Karl: It’s important to say that loving the fellow members of our church is God’s command to us. He calls us to do it. He also gives us the grace we need to be a part of his people.

That said, loving the other people in our church can be very costly. I sometimes say to people that being part of a church is a little bit like being married to 200 other people—there are 200 other people for whom your desires and wishes need to die.

We need to think hard about what we do and how we do it, so that gathering with God’s people can be balm to people’s harried souls.

But I remind myself of how much it cost Jesus to love the church—he willingly gave his life to save us. If that’s the case, why should I expect it to cost me anything less? Perhaps one of the hardest aspects of loving God’s people is when we pour ourselves out in love and they either don’t receive or outright reject our love. I might spend a lot of energy preparing for something that people then say is a waste of time. In those times, I’ve often tried to remind myself that the source of ongoing love for people is not found in receiving from them a satisfactory response to my love but in God’s overflowing love for me in Jesus.

I’ve also found it helpful to remember that there’s a reward ahead for the costly task of loving God’s church. A friend of mine was once asked by another pastor, “Will I bear the scars of ministry for all eternity?” My friend, after some considerable reflection, answered, “When you hear the words, “Well done, good and faithful servant”, all the pain of ministry will melt away.” Those words have been very helpful to me personally.

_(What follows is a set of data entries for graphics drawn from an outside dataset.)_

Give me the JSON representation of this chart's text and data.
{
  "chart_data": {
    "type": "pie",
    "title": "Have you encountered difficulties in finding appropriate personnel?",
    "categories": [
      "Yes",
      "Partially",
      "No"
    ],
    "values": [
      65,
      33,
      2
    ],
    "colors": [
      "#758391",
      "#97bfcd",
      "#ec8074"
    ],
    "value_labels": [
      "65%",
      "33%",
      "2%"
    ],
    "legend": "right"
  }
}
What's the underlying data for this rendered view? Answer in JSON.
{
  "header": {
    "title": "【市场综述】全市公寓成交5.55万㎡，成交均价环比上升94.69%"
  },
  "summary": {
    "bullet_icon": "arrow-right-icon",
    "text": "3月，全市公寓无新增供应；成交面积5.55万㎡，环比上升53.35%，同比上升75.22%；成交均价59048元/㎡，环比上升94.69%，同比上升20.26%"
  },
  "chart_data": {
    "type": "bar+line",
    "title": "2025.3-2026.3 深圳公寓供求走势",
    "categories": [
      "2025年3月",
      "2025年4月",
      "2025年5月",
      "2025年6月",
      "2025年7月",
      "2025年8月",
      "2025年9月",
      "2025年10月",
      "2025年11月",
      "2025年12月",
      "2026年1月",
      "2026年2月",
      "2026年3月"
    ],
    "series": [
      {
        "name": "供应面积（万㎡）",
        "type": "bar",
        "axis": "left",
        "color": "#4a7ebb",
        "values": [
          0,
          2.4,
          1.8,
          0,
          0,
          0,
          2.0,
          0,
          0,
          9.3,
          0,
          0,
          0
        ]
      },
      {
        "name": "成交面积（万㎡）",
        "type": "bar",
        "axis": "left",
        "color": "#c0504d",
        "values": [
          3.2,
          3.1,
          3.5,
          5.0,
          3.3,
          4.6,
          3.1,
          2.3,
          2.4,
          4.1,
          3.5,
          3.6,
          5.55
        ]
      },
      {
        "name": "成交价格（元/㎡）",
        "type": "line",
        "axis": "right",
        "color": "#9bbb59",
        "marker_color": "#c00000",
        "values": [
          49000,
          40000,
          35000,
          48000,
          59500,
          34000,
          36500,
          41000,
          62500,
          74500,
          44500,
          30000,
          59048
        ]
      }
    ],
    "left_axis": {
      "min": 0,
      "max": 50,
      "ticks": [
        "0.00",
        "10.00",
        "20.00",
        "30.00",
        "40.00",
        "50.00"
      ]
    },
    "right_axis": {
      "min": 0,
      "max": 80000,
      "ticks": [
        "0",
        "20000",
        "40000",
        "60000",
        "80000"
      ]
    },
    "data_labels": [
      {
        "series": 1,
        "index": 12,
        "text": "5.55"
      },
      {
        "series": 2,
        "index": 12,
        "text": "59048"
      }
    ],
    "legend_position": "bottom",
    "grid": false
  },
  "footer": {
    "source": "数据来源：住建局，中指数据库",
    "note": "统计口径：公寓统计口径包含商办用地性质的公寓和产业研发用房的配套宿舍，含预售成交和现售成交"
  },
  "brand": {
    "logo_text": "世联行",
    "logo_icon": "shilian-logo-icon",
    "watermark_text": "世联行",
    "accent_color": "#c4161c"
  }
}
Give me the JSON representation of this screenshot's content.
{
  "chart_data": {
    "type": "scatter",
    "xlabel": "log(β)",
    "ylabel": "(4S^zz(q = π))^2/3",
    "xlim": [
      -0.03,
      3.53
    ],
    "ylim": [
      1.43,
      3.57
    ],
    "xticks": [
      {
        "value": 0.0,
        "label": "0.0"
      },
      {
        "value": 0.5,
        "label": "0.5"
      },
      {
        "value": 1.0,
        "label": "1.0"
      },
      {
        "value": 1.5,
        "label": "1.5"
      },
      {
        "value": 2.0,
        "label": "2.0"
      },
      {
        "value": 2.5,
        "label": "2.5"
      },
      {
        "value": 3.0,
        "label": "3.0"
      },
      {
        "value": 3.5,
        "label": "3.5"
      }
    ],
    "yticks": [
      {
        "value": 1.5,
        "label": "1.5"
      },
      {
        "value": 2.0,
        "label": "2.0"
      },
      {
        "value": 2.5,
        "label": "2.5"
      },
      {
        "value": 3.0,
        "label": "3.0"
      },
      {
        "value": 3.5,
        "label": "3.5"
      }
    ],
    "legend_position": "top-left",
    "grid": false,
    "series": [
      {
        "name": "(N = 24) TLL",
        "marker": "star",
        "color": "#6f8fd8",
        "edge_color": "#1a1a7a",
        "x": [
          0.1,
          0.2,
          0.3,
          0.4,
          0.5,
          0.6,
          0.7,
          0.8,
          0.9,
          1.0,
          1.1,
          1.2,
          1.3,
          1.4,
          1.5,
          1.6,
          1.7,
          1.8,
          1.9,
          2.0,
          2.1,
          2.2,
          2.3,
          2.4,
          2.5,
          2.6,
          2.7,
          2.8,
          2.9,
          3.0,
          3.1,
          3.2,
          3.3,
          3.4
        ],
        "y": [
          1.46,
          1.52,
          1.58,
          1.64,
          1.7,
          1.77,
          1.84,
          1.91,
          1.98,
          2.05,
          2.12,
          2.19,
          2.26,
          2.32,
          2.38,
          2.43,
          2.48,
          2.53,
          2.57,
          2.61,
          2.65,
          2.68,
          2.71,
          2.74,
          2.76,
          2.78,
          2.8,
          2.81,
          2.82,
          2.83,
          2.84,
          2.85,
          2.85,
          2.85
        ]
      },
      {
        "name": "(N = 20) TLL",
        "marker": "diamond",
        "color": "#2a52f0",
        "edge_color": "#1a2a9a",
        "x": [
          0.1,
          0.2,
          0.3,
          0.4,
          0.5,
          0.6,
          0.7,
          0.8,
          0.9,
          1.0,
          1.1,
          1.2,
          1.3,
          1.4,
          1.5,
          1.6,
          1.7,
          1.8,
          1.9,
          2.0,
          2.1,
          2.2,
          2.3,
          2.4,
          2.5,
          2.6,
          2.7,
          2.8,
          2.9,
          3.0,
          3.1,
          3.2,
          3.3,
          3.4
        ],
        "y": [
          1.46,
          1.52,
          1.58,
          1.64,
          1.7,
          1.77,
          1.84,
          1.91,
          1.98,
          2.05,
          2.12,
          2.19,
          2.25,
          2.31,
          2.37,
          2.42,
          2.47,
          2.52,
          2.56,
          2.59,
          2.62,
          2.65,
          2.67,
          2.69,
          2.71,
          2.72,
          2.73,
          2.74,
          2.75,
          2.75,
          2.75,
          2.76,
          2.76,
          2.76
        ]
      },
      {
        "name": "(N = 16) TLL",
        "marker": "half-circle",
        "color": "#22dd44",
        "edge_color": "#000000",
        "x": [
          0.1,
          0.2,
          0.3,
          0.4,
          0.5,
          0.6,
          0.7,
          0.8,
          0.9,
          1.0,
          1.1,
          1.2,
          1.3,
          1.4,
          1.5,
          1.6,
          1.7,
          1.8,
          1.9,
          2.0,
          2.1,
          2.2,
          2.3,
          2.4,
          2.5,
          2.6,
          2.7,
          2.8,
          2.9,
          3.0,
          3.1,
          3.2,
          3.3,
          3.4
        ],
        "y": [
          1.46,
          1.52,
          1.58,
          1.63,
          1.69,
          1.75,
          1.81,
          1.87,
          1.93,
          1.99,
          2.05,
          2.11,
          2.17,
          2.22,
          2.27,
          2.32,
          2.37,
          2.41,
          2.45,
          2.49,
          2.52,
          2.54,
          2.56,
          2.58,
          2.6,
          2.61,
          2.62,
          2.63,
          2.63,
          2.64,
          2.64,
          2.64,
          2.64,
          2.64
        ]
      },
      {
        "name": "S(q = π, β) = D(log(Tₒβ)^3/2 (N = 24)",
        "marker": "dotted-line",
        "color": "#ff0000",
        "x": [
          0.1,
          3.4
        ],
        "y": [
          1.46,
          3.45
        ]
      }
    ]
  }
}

SW: One final question: what is your hope for Christians reading Gathered Together?

I think my greatest hope is that Christians will grow to love the church with all its difficulties but also with all its glories. As I’ve already said, Jesus loved the church enough to lay down his life for it. I hope Gathered Together book encourages Christians to do the same.


Sam Wan and Karl Deenick are both on staff at Sydney Missionary & Bible College.